The SPECT-SPECT registration for the generation of TIA has an advantage over transformation methods based on the CT of hybrid SPECT/CT, avoiding issues with mis-alignment errors in SPECT-CT co-registered images originating from patient movement and respiratory motion [44, 56]. However, given the time intervals between different acquisitions, several factors introduce challenges to achieving precise alignment even with SPECT-SPECT registration approach. These factors include patient motion, fluctuations in radiopharmaceutical distribution, radioactive decay, inherent image noise and poor spatial resolution, lack of anatomic information, and anatomical-related variables, such as nutritional and voiding status of the patient. The complicated interplay of these dynamic elements necessitates a comprehensive appraisal to ensure accurate and reliable image registration [56]. The incorporation of trapezoidal and mono-exponential TAC fitting in this study allowed modeling both the uptake and washout of the tracer, which is not achievable by using mono-exponential TAC fitting alone [13], particularly in organs at risk, such as the kidneys [41].

This study bears inherently a number of limitations, including the small sample size. Yet, the results demonstrated the effectiveness of the network with a 5-fold cross-validation strategy. Furthermore, the unavailability of diagnostic images for accurate tumor delineation may lead to underestimation of absorbed dose values [13]. Manual lesion segmentation on SPECT/CT images introduces inherent sources of error, particularly in cases where the lesions are distributed across various anatomical regions. The reliance on visually selected image windowing (window width and window level) poses challenges in accurately defining lesion borders. Such misalignments adversely impact the accuracy of TAC calculation, as the delineated lesion may include voxels from surrounding tissues. Conversely, there is a possibility of missing part of the lesion when using this approach.

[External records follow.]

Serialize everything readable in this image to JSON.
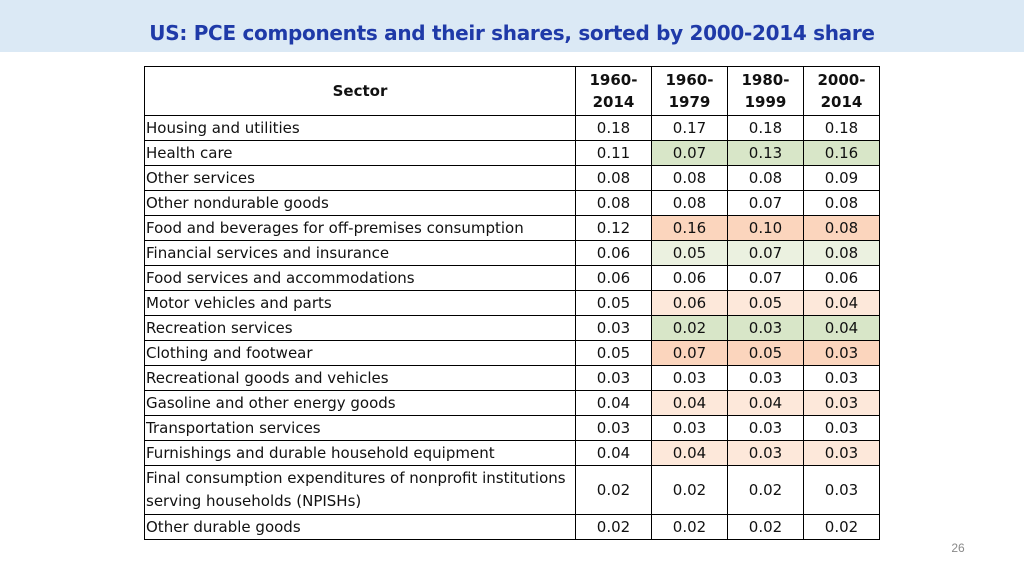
{
  "slide": {
    "title": "US: PCE components and their shares, sorted by 2000-2014 share",
    "page_number": "26"
  },
  "table": {
    "sector_header": "Sector",
    "period_headers": [
      {
        "line1": "1960-",
        "line2": "2014"
      },
      {
        "line1": "1960-",
        "line2": "1979"
      },
      {
        "line1": "1980-",
        "line2": "1999"
      },
      {
        "line1": "2000-",
        "line2": "2014"
      }
    ],
    "rows": [
      {
        "sector": "Housing and utilities",
        "values": [
          "0.18",
          "0.17",
          "0.18",
          "0.18"
        ],
        "highlight": "none"
      },
      {
        "sector": "Health care",
        "values": [
          "0.11",
          "0.07",
          "0.13",
          "0.16"
        ],
        "highlight": "green"
      },
      {
        "sector": "Other services",
        "values": [
          "0.08",
          "0.08",
          "0.08",
          "0.09"
        ],
        "highlight": "none"
      },
      {
        "sector": "Other nondurable goods",
        "values": [
          "0.08",
          "0.08",
          "0.07",
          "0.08"
        ],
        "highlight": "none"
      },
      {
        "sector": "Food and beverages for off-premises consumption",
        "values": [
          "0.12",
          "0.16",
          "0.10",
          "0.08"
        ],
        "highlight": "orange"
      },
      {
        "sector": "Financial services and insurance",
        "values": [
          "0.06",
          "0.05",
          "0.07",
          "0.08"
        ],
        "highlight": "light-green"
      },
      {
        "sector": "Food services and accommodations",
        "values": [
          "0.06",
          "0.06",
          "0.07",
          "0.06"
        ],
        "highlight": "none"
      },
      {
        "sector": "Motor vehicles and parts",
        "values": [
          "0.05",
          "0.06",
          "0.05",
          "0.04"
        ],
        "highlight": "light-orange"
      },
      {
        "sector": "Recreation services",
        "values": [
          "0.03",
          "0.02",
          "0.03",
          "0.04"
        ],
        "highlight": "green"
      },
      {
        "sector": "Clothing and footwear",
        "values": [
          "0.05",
          "0.07",
          "0.05",
          "0.03"
        ],
        "highlight": "orange"
      },
      {
        "sector": "Recreational goods and vehicles",
        "values": [
          "0.03",
          "0.03",
          "0.03",
          "0.03"
        ],
        "highlight": "none"
      },
      {
        "sector": "Gasoline and other energy goods",
        "values": [
          "0.04",
          "0.04",
          "0.04",
          "0.03"
        ],
        "highlight": "light-orange"
      },
      {
        "sector": "Transportation services",
        "values": [
          "0.03",
          "0.03",
          "0.03",
          "0.03"
        ],
        "highlight": "none"
      },
      {
        "sector": "Furnishings and durable household equipment",
        "values": [
          "0.04",
          "0.04",
          "0.03",
          "0.03"
        ],
        "highlight": "light-orange"
      },
      {
        "sector": "Final consumption expenditures of nonprofit institutions serving households (NPISHs)",
        "values": [
          "0.02",
          "0.02",
          "0.02",
          "0.03"
        ],
        "highlight": "none",
        "tall": true
      },
      {
        "sector": "Other durable goods",
        "values": [
          "0.02",
          "0.02",
          "0.02",
          "0.02"
        ],
        "highlight": "none"
      }
    ]
  },
  "colors": {
    "title_bar_bg": "#dbe9f5",
    "title_text": "#1f3aa8",
    "green": "#d8e6c8",
    "light_green": "#ebf1e0",
    "orange": "#fbd5bd",
    "light_orange": "#fde8da"
  }
}
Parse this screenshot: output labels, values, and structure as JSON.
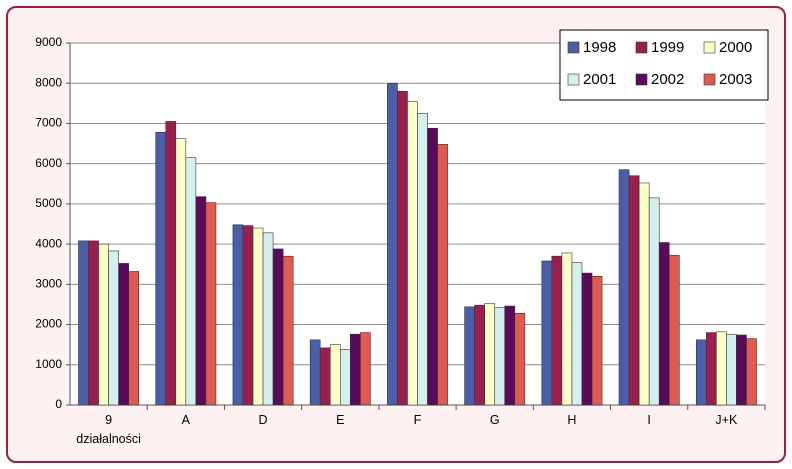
{
  "chart_data": {
    "type": "bar",
    "categories": [
      "9 działalności",
      "A",
      "D",
      "E",
      "F",
      "G",
      "H",
      "I",
      "J+K"
    ],
    "series": [
      {
        "name": "1998",
        "color": "#4a5fa8",
        "values": [
          4080,
          6780,
          4480,
          1620,
          8000,
          2440,
          3580,
          5850,
          1620
        ]
      },
      {
        "name": "1999",
        "color": "#9b1f4e",
        "values": [
          4080,
          7050,
          4460,
          1420,
          7800,
          2480,
          3700,
          5700,
          1800
        ]
      },
      {
        "name": "2000",
        "color": "#ffffc8",
        "values": [
          4000,
          6620,
          4400,
          1500,
          7540,
          2520,
          3780,
          5520,
          1820
        ]
      },
      {
        "name": "2001",
        "color": "#d4efef",
        "values": [
          3830,
          6150,
          4280,
          1380,
          7250,
          2420,
          3540,
          5150,
          1760
        ]
      },
      {
        "name": "2002",
        "color": "#5a0a5a",
        "values": [
          3520,
          5180,
          3880,
          1760,
          6880,
          2460,
          3280,
          4040,
          1740
        ]
      },
      {
        "name": "2003",
        "color": "#e05a50",
        "values": [
          3320,
          5030,
          3700,
          1800,
          6480,
          2280,
          3200,
          3720,
          1650
        ]
      }
    ],
    "ylim": [
      0,
      9000
    ],
    "yticks": [
      0,
      1000,
      2000,
      3000,
      4000,
      5000,
      6000,
      7000,
      8000,
      9000
    ],
    "grid": true,
    "legend": "top-right"
  }
}
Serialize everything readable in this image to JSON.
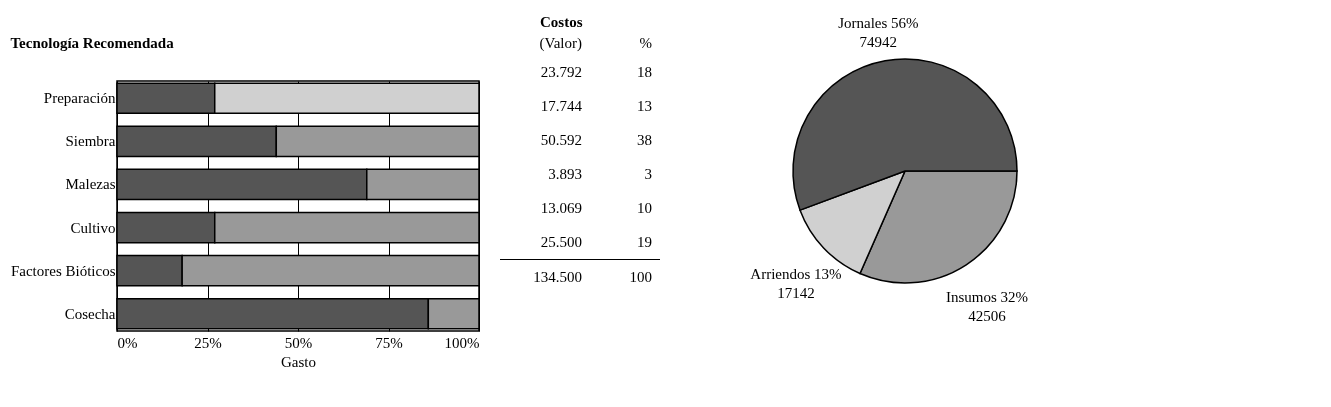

Another limitation of our study is that users are required to compute the MSV dose maps for reconstructing MC estimate from DL results. Nevertheless, the MSV dose map can serve as a conventional method with a known extent of error, aiding in identifying cases where the DL dose map prediction may be unreliable in an external dataset. The time required for MSV calculation contributes to the safety of our methodology in identifying outliers in an external, unseen dataset. Another limitation of this work is the use of mono-centric instead of multi-institutional datasets to ensure the robustness and generalizability of trained hybrid DL model, and as such, further evaluation on larger multi-centric datasets is still required.

Conclusion

This work aimed at develo** a hybrid transformer-based deep learning model incorporating the MSV approach, trained for fast and accurate generation of absorbed dose maps. The results demonstrated superiority of this hybrid network over the MIRD SSV approach, and a slight improvement compared to the MSV approach while significantly outperforming MC in terms of computational efficiency. It can be concluded that our method achieved an accuracy close to the gold standard and surpassed it in terms of time and computational effort, making it more readily applicable in clinical setting once trained using a large-scale and multi-centric dataset. In summary, according to our results, using the MSV method is recommended for organ-level dosimetry, whereas MC or hybrid DL method is suggested for voxel-wise dosimetry, especially for small lesions/organs in regions with high gradient of density.